The idea is that people should have to lock their firearms up when not in use.
In and of itself, that’s an uncontroversial statement. The problems arise when you start trying to mandate it. Then, the problem becomes the state deciding what “not in use” actually means and people getting in trouble for having a different definition.
In one California county, though, they intend to extend their mandatory storage law’s reach.
Yolo County supervisors voiced support Tuesday for an amendment to the county’s recently enacted safe gun storage ordinance.
Back in September, the Board of Supervisors approved an ordinance requiring safe storage of firearms in homes and asked staff to return with language related to guns stored in vehicles.
On Tuesday, supervisors voted unanimously in favor of staff’s recommended amendment, which requires that guns stored in unattended vehicles be in a locked container or tethered to the vehicle and prohibiting the storage of firearms in unattended vehicles overnight.
The amendment was drafted following discussions with the Yolo County Sheriff’s Department as well as the Yolo County Farm Bureau and accommodated their concerns.
“To add a little flexibility for farmers and rural residents, we defined an unattended vehicle as one in which the gun owner is neither in nor within sight of,” said John Rowe, a management analyst for the county. “This means if a farmer needs to step away 20 feet to attend to a fence or something on the property, they don’t have to be burdened with storing the firearm they might need to access quickly if they, say, see a coyote.”
Now, I get the idea here.
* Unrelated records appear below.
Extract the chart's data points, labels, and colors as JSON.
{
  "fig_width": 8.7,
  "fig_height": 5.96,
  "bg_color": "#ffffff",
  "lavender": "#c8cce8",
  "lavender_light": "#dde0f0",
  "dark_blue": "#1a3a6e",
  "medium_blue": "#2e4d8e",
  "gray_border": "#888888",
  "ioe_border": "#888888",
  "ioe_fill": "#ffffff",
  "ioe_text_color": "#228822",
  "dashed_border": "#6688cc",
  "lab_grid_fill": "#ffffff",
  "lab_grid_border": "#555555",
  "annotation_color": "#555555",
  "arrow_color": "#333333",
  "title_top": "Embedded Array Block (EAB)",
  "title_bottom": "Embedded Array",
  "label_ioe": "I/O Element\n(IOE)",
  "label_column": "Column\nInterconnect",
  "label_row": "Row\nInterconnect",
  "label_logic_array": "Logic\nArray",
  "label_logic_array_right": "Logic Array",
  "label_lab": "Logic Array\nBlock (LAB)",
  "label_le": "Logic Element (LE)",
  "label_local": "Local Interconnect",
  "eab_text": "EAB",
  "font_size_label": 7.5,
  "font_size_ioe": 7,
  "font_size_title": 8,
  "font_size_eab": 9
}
People leaving guns in cars overnight, with nothing but hopes and windows protecting them from theft just make it easier for people to steal them. An alarming number of these vehicles aren’t even locked, for crying out loud.
Yet is this the best potential solution? I don’t think so.
The idea of punishing the victims of theft will never sit well with me. Laws like this, though, create a perverse incentive to not report gun thefts.
“Nope, not reporting that one.”
And, with it being a vehicle, they can get away with it. If the gun turns up at a crime scene, they can either say it was stolen before the storage law was in effect or it was stolen in another county. Either way, it’s virtually impossible to enforce such a law.
But it does mean that if a gun’s serial number is run by law enforcement, the weapon won’t come back stolen. As a result, unless some other crime has been committed, the gun may remain in circulation with the criminal underclass, all because someone forgot a gun in their truck and it got stolen.
Mandatory storage laws are bad ideas, but extending them to vehicles isn’t just dumb, it’s unworkable.